Here are some of the most common marketing-related ecommerce terms.
B2B: Business to Business. This means that you sell dropship products to other businesses, rather than to consumers.
B2C: Business to Customer. This means you sell your dropship products, you guessed it, to consumers directly.
Banner ad: An image advertisement used to drive traffic to your website.
Click through: When a potential customer clicks on a banner ad and comes to your website.
Conversion or conversion rate. This refers to the percentage of site visitors who take the desired action (usually a purchase) on your website.
Cost per click: When you pay for advertising based on how many click throughs you have, it’s considered cost per click.
Email marketing: Using email to market your dropship products.
Ezine: An electronic magazine that is either web-based or actually sent through email.
Hit: A single visit to a web page.
Impression: One instance of an ad being displayed.
Inbound link: A hyperlink to your website from someone else’s website.
Keyword: A word that a web user uses in a search.
Key phrase: Like a keyword, but a phrase instead of a single word.
Keyword density: The percentage of your web page text that is a given keyword or key phrase.
Keyword research: The process of finding good keywords to drive traffic to your dropship website.
Merchant account: A service offered by a bank that allows you to accept a credit card transaction.

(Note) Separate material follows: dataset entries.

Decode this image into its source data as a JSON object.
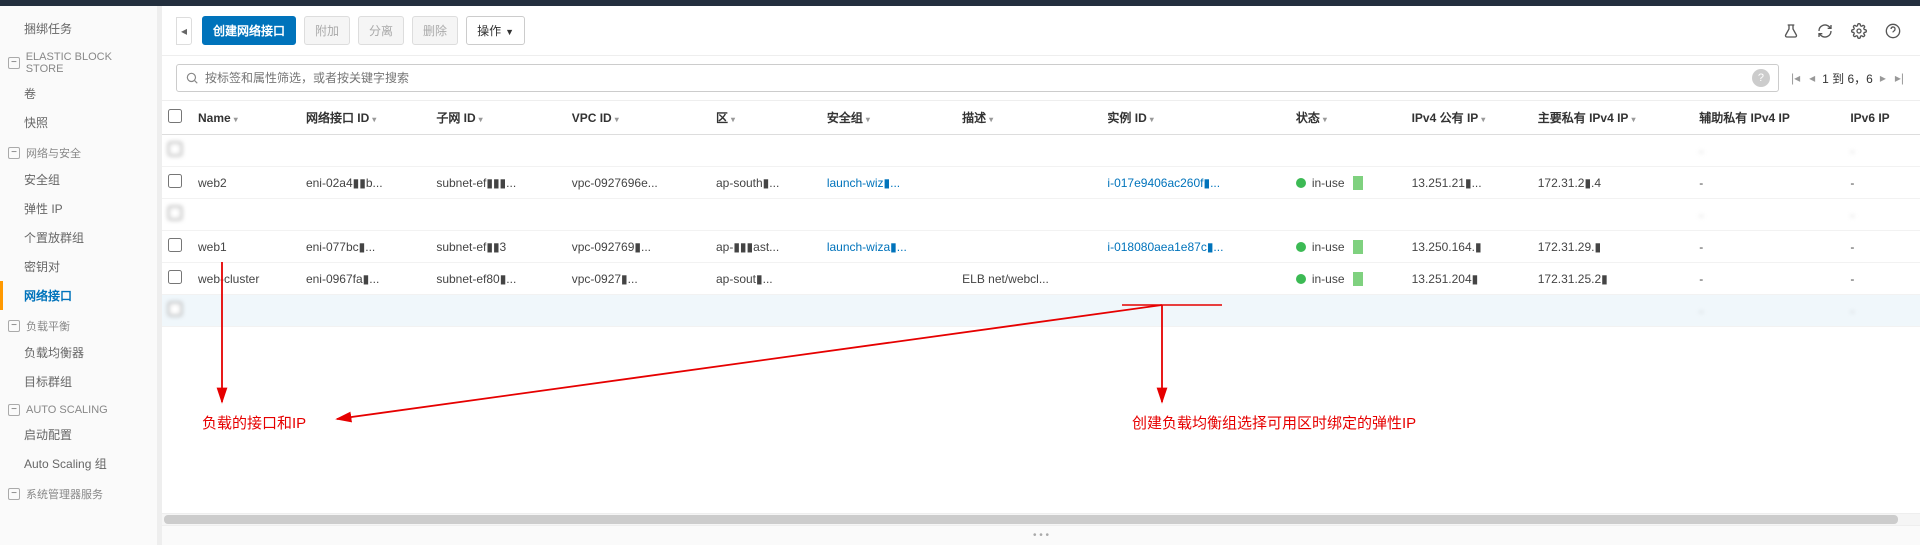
{
  "sidebar": {
    "items0": [
      "捆绑任务"
    ],
    "group_ebs": "ELASTIC BLOCK STORE",
    "items_ebs": [
      "卷",
      "快照"
    ],
    "group_net": "网络与安全",
    "items_net": [
      "安全组",
      "弹性 IP",
      "个置放群组",
      "密钥对",
      "网络接口"
    ],
    "group_lb": "负载平衡",
    "items_lb": [
      "负载均衡器",
      "目标群组"
    ],
    "group_as": "AUTO SCALING",
    "items_as": [
      "启动配置",
      "Auto Scaling 组"
    ],
    "group_sys": "系统管理器服务"
  },
  "toolbar": {
    "create": "创建网络接口",
    "attach": "附加",
    "detach": "分离",
    "delete": "删除",
    "actions": "操作"
  },
  "search": {
    "placeholder": "按标签和属性筛选，或者按关键字搜索"
  },
  "pager": {
    "text": "1 到 6，6"
  },
  "columns": [
    "Name",
    "网络接口 ID",
    "子网 ID",
    "VPC ID",
    "区",
    "安全组",
    "描述",
    "实例 ID",
    "状态",
    "IPv4 公有 IP",
    "主要私有 IPv4 IP",
    "辅助私有 IPv4 IP",
    "IPv6 IP"
  ],
  "rows": [
    {
      "blur": true,
      "name": "",
      "eni": "",
      "subnet": "",
      "vpc": "",
      "zone": "",
      "sg": "",
      "desc": "",
      "inst": "",
      "status": "",
      "ip4pub": "",
      "ip4priv": "",
      "ip4aux": "-",
      "ip6": "-"
    },
    {
      "blur": false,
      "name": "web2",
      "eni": "eni-02a4▮▮b...",
      "subnet": "subnet-ef▮▮▮...",
      "vpc": "vpc-0927696e...",
      "zone": "ap-south▮...",
      "sg": "launch-wiz▮...",
      "desc": "",
      "inst": "i-017e9406ac260f▮...",
      "status": "in-use",
      "ip4pub": "13.251.21▮...",
      "ip4priv": "172.31.2▮.4",
      "ip4aux": "-",
      "ip6": "-"
    },
    {
      "blur": true,
      "name": "",
      "eni": "",
      "subnet": "",
      "vpc": "",
      "zone": "",
      "sg": "",
      "desc": "",
      "inst": "",
      "status": "",
      "ip4pub": "",
      "ip4priv": "",
      "ip4aux": "-",
      "ip6": "-"
    },
    {
      "blur": false,
      "name": "web1",
      "eni": "eni-077bc▮...",
      "subnet": "subnet-ef▮▮3",
      "vpc": "vpc-092769▮...",
      "zone": "ap-▮▮▮ast...",
      "sg": "launch-wiza▮...",
      "desc": "",
      "inst": "i-018080aea1e87c▮...",
      "status": "in-use",
      "ip4pub": "13.250.164.▮",
      "ip4priv": "172.31.29.▮",
      "ip4aux": "-",
      "ip6": "-"
    },
    {
      "blur": false,
      "name": "web-cluster",
      "eni": "eni-0967fa▮...",
      "subnet": "subnet-ef80▮...",
      "vpc": "vpc-0927▮...",
      "zone": "ap-sout▮...",
      "sg": "",
      "desc": "ELB net/webcl...",
      "inst": "",
      "status": "in-use",
      "ip4pub": "13.251.204▮",
      "ip4priv": "172.31.25.2▮",
      "ip4aux": "-",
      "ip6": "-"
    },
    {
      "blur": true,
      "sel": true,
      "name": "",
      "eni": "",
      "subnet": "",
      "vpc": "",
      "zone": "",
      "sg": "",
      "desc": "",
      "inst": "",
      "status": "",
      "ip4pub": "",
      "ip4priv": "",
      "ip4aux": "-",
      "ip6": "-"
    }
  ],
  "anno": {
    "left": "负载的接口和IP",
    "right": "创建负载均衡组选择可用区时绑定的弹性IP"
  }
}
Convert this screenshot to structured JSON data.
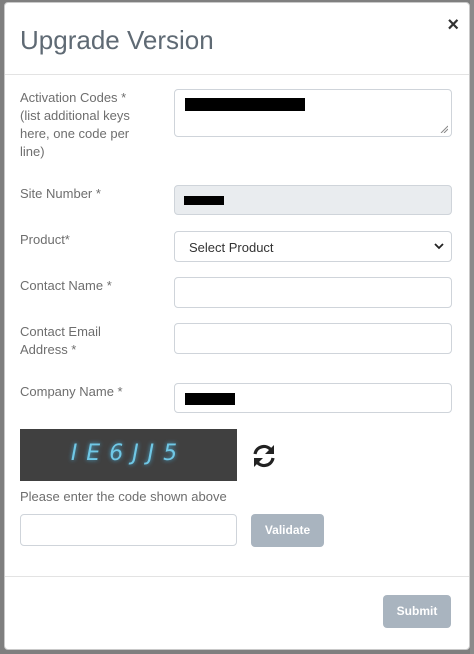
{
  "dialog": {
    "title": "Upgrade Version",
    "close_glyph": "×"
  },
  "form": {
    "activation_codes_label": "Activation Codes * (list additional keys here, one code per line)",
    "site_number_label": "Site Number *",
    "product_label": "Product*",
    "product_selected": "Select Product",
    "contact_name_label": "Contact Name *",
    "contact_email_label": "Contact Email Address *",
    "company_name_label": "Company Name *"
  },
  "captcha": {
    "code_text": "IE6JJ5",
    "hint": "Please enter the code shown above",
    "validate_label": "Validate"
  },
  "footer": {
    "submit_label": "Submit"
  },
  "icons": {
    "close": "close-icon",
    "refresh": "refresh-icon",
    "select_arrow": "chevron-down-icon"
  },
  "colors": {
    "disabled_button": "#a9b4bf",
    "title": "#5f6a74",
    "captcha_bg": "#404040",
    "captcha_text": "#70c8e6"
  }
}
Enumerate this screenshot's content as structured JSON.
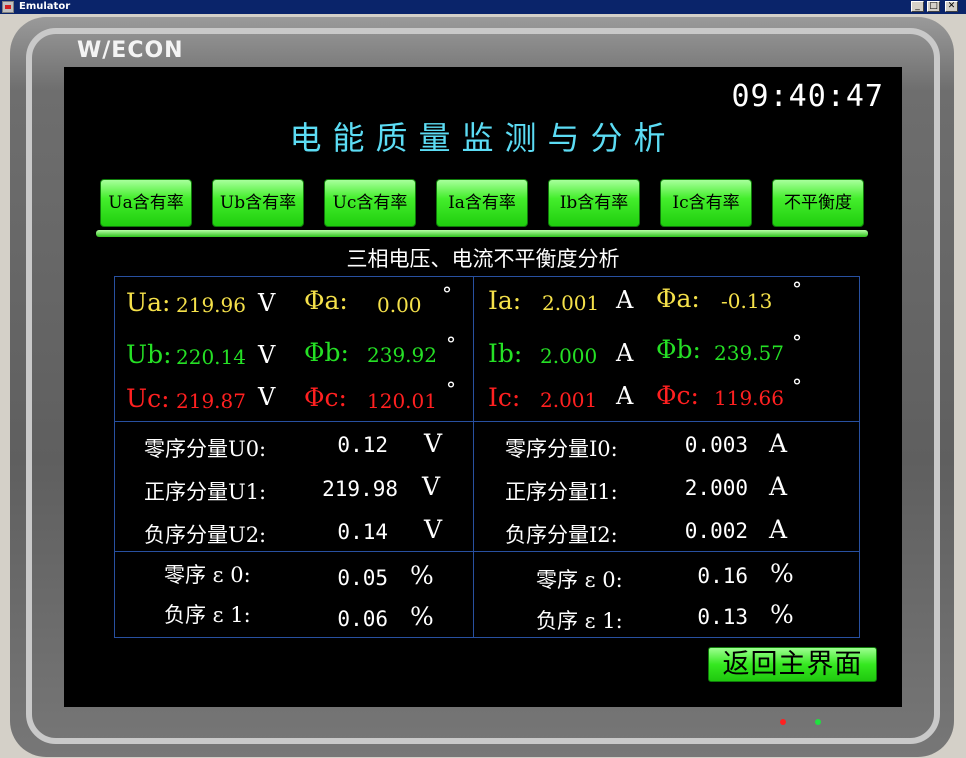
{
  "window": {
    "title": "Emulator",
    "min": "_",
    "max": "□",
    "close": "✕"
  },
  "device": {
    "logo": "W/ECON"
  },
  "screen": {
    "clock": "09:40:47",
    "title": "电能质量监测与分析",
    "tabs": [
      "Ua含有率",
      "Ub含有率",
      "Uc含有率",
      "Ia含有率",
      "Ib含有率",
      "Ic含有率",
      "不平衡度"
    ],
    "section_title": "三相电压、电流不平衡度分析",
    "voltage": [
      {
        "label": "Ua:",
        "value": "219.96",
        "unit": "V",
        "phase_label": "Φa:",
        "phase_value": "0.00",
        "deg": "°",
        "color": "#f5e14a"
      },
      {
        "label": "Ub:",
        "value": "220.14",
        "unit": "V",
        "phase_label": "Φb:",
        "phase_value": "239.92",
        "deg": "°",
        "color": "#25e025"
      },
      {
        "label": "Uc:",
        "value": "219.87",
        "unit": "V",
        "phase_label": "Φc:",
        "phase_value": "120.01",
        "deg": "°",
        "color": "#ff2020"
      }
    ],
    "current": [
      {
        "label": "Ia:",
        "value": "2.001",
        "unit": "A",
        "phase_label": "Φa:",
        "phase_value": "-0.13",
        "deg": "°",
        "color": "#f5e14a"
      },
      {
        "label": "Ib:",
        "value": "2.000",
        "unit": "A",
        "phase_label": "Φb:",
        "phase_value": "239.57",
        "deg": "°",
        "color": "#25e025"
      },
      {
        "label": "Ic:",
        "value": "2.001",
        "unit": "A",
        "phase_label": "Φc:",
        "phase_value": "119.66",
        "deg": "°",
        "color": "#ff2020"
      }
    ],
    "voltage_seq": [
      {
        "label": "零序分量U0:",
        "value": "0.12",
        "unit": "V"
      },
      {
        "label": "正序分量U1:",
        "value": "219.98",
        "unit": "V"
      },
      {
        "label": "负序分量U2:",
        "value": "0.14",
        "unit": "V"
      }
    ],
    "current_seq": [
      {
        "label": "零序分量I0:",
        "value": "0.003",
        "unit": "A"
      },
      {
        "label": "正序分量I1:",
        "value": "2.000",
        "unit": "A"
      },
      {
        "label": "负序分量I2:",
        "value": "0.002",
        "unit": "A"
      }
    ],
    "voltage_unbalance": [
      {
        "label": "零序 ε 0:",
        "value": "0.05",
        "unit": "%"
      },
      {
        "label": "负序 ε 1:",
        "value": "0.06",
        "unit": "%"
      }
    ],
    "current_unbalance": [
      {
        "label": "零序 ε 0:",
        "value": "0.16",
        "unit": "%"
      },
      {
        "label": "负序 ε 1:",
        "value": "0.13",
        "unit": "%"
      }
    ],
    "return_button": "返回主界面"
  },
  "colors": {
    "title": "#5cdcf4",
    "button_green": "#35e820",
    "grid": "#2850a0",
    "led_red": "#ff2020",
    "led_green": "#20e040"
  }
}
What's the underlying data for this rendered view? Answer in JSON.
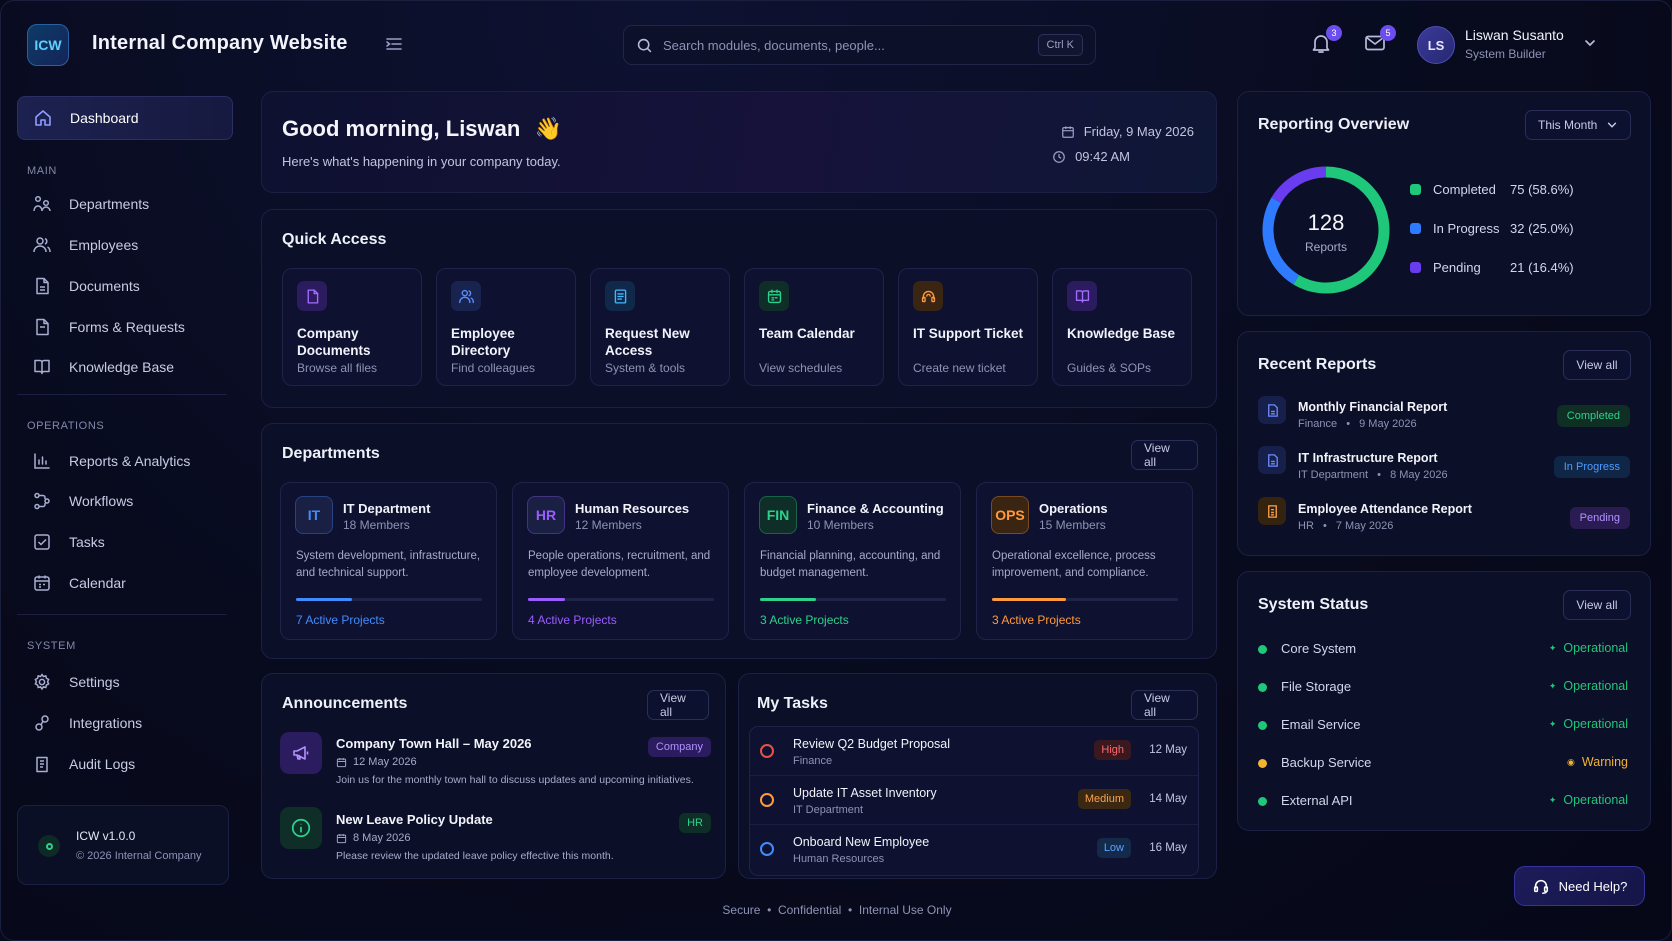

META tags: These are parts of the web page that are not displayed, but help to describe various aspects of your page such as the META Description or META Title.
Natural search results. When your dropship website shows up naturally in a web search, as opposed to a pay per click listing.
Pay per click: When you pay a search engine a flat fee for each time someone clicks on a link to your website.
Permission marketing: marketing to customers based on their consent. Popularized by marketing gurus, including Seth Godin.
Spam: Unsolicited email marketing efforts.
Search engine optimization: Building your web pages to get better ranked in the search engine listings.